As my AP Literature kids settled in for the annual reading of Dracula, I decided to take up some vampire fiction, myself, and return to the Lot. This time the trip was more nostalgic than scary, but was still pretty fun.
Ben Mears, writer, returns to one of the places he lived for a short time as a child. He’s writing a book about the creepy old Marsten house that broods over the town, an evil place that draws evil to it. Ben isn’t the only new guy in town. A couple of distinguished older gentlemen named Straker and Barlow have bought the Marsten house and opened a business in town. And suddenly everyone is getting anemic, then disappearing during the day.
It’s a fun book. King overindulges in similes and rambles off on a few side jaunts that could have been cut out, but compared to a lot of his more recent work Salem’s Lot is a tightly plotted story with lots of action and atmosphere. These vampires aren’t angsty. They’re not in love. And they most definitely do not sparkle.
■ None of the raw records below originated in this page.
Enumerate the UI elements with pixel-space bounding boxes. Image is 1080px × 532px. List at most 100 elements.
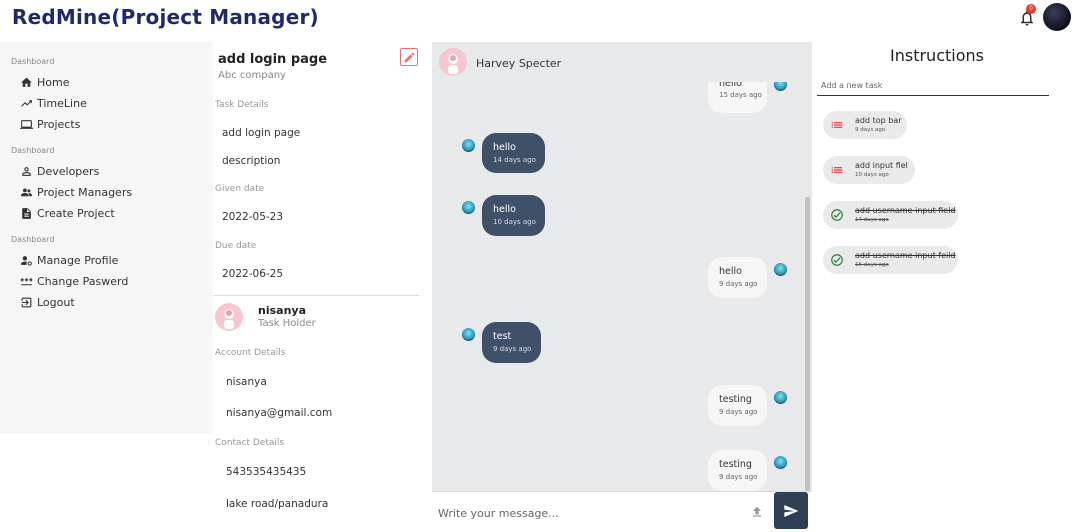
message-text: testing <box>719 459 752 470</box>
sidebar-item-label: Logout <box>37 295 75 309</box>
document-icon <box>22 207 31 219</box>
manage-account-icon <box>21 255 32 266</box>
holder-username-value: nisanya <box>226 376 267 388</box>
sidebar-item-label: Manage Profile <box>37 253 119 267</box>
given-date-label: Given date <box>215 184 265 194</box>
trending-icon <box>21 99 32 107</box>
new-task-input[interactable] <box>817 76 1049 96</box>
top-bar: RedMine(Project Manager) 0 <box>0 0 1080 42</box>
sidebar-section-label: Dashboard <box>11 146 55 155</box>
check-circle-icon <box>831 254 843 266</box>
task-title: add login page <box>218 52 328 67</box>
sidebar-section-label: Dashboard <box>11 235 55 244</box>
task-holder-name: nisanya <box>258 304 306 317</box>
chat-contact-name: Harvey Specter <box>476 57 562 70</box>
due-date-value: 2022-06-25 <box>222 268 284 280</box>
sidebar-item-project-managers[interactable]: Project Managers <box>20 184 132 200</box>
task-date: 10 days ago <box>855 172 889 178</box>
sidebar-item-manage-profile[interactable]: Manage Profile <box>20 252 118 268</box>
message-text: hello <box>493 142 516 153</box>
list-icon <box>831 122 843 128</box>
chat-message: hello 14 days ago <box>482 133 545 173</box>
person-icon <box>22 166 31 176</box>
message-time: 9 days ago <box>719 280 758 288</box>
sidebar-item-label: Change Paswerd <box>37 274 129 288</box>
sidebar-item-label: Developers <box>37 164 100 178</box>
sender-avatar <box>774 263 787 276</box>
holder-phone-value: 543535435435 <box>226 466 307 478</box>
task-description-value: description <box>222 155 281 167</box>
holder-address-value: lake road/panadura <box>226 498 329 510</box>
sender-avatar <box>774 391 787 404</box>
sidebar: Dashboard Home TimeLine Projects Dashboa… <box>0 42 213 434</box>
task-detail-panel: add login page Abc company Task Details … <box>213 42 432 532</box>
message-input[interactable] <box>438 504 728 522</box>
home-icon <box>21 77 32 87</box>
message-text: hello <box>719 266 742 277</box>
task-item-completed[interactable]: add username input field 14 days ago <box>823 201 958 229</box>
sidebar-item-label: TimeLine <box>37 96 87 110</box>
message-text: hello <box>493 204 516 215</box>
task-name: add username input feild <box>855 251 956 260</box>
chat-message: hello 10 days ago <box>482 195 545 236</box>
message-time: 9 days ago <box>493 345 532 353</box>
sender-avatar <box>462 328 475 341</box>
task-date: 14 days ago <box>855 217 889 223</box>
laptop-icon <box>20 119 33 129</box>
instructions-title: Instructions <box>890 46 984 65</box>
message-time: 14 days ago <box>493 156 536 164</box>
chat-header: Harvey Specter <box>432 42 812 82</box>
task-name: add top bar <box>855 116 902 125</box>
sidebar-item-developers[interactable]: Developers <box>20 163 99 179</box>
list-icon <box>831 167 843 173</box>
upload-icon[interactable] <box>750 505 764 519</box>
sender-avatar <box>462 139 475 152</box>
edit-button[interactable] <box>400 48 418 66</box>
holder-email-value: nisanya@gmail.com <box>226 407 333 419</box>
password-icon <box>20 277 33 285</box>
task-holder-role: Task Holder <box>258 318 316 329</box>
sidebar-item-label: Project Managers <box>37 185 133 199</box>
chat-scrollbar[interactable] <box>805 197 810 491</box>
instructions-panel: Instructions add top bar 9 days ago add … <box>812 42 1080 532</box>
task-name: add input fiel <box>855 161 908 170</box>
sender-avatar <box>462 201 475 214</box>
message-time: 9 days ago <box>719 408 758 416</box>
chat-message: hello 9 days ago <box>708 257 767 298</box>
due-date-label: Due date <box>215 241 257 251</box>
sidebar-item-label: Projects <box>37 117 81 131</box>
chat-message: testing 9 days ago <box>708 385 767 426</box>
message-time: 10 days ago <box>493 218 536 226</box>
logout-icon <box>21 297 32 307</box>
people-icon <box>21 187 32 196</box>
task-name-value: add login page <box>222 127 301 139</box>
send-button[interactable] <box>774 492 808 529</box>
task-holder-avatar <box>215 303 243 331</box>
task-date: 15 days ago <box>855 262 889 268</box>
sidebar-item-logout[interactable]: Logout <box>20 294 75 310</box>
sidebar-item-change-password[interactable]: Change Paswerd <box>20 273 128 289</box>
sender-avatar <box>774 456 787 469</box>
chat-contact-avatar <box>439 48 467 76</box>
sidebar-item-create-project[interactable]: Create Project <box>20 205 115 221</box>
message-time: 9 days ago <box>719 473 758 481</box>
notification-badge: 0 <box>1026 4 1036 14</box>
sidebar-item-label: Home <box>37 75 70 89</box>
sidebar-item-timeline[interactable]: TimeLine <box>20 95 87 111</box>
chat-message: testing 9 days ago <box>708 450 767 491</box>
sidebar-item-projects[interactable]: Projects <box>20 116 80 132</box>
task-item-completed[interactable]: add username input feild 15 days ago <box>823 246 958 274</box>
divider <box>213 295 419 296</box>
sidebar-item-home[interactable]: Home <box>20 74 69 90</box>
given-date-value: 2022-05-23 <box>222 211 284 223</box>
message-composer <box>432 491 812 532</box>
sidebar-item-label: Create Project <box>37 206 115 220</box>
task-item[interactable]: add input fiel 10 days ago <box>823 156 915 184</box>
message-time: 15 days ago <box>719 91 762 99</box>
task-item[interactable]: add top bar 9 days ago <box>823 111 907 139</box>
app-title: RedMine(Project Manager) <box>12 5 319 29</box>
task-company: Abc company <box>218 70 286 81</box>
check-circle-icon <box>831 209 843 221</box>
task-details-label: Task Details <box>215 100 269 110</box>
user-avatar[interactable] <box>1043 3 1071 31</box>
Returning to the book now, as a much more mature reader, I can appreciate the parallels to Dracula and the homage to Shirley Jackson’s The Haunting of Hill House. One can see themes and ideas that would recur over and over in King’s later work. I can also see what a huge influence this novel was on some of the trunk novels hiding in my own attic.
Salem’s Lot is a fun, creepy vampire story. Still one of my favorite King novels, and highly recommended.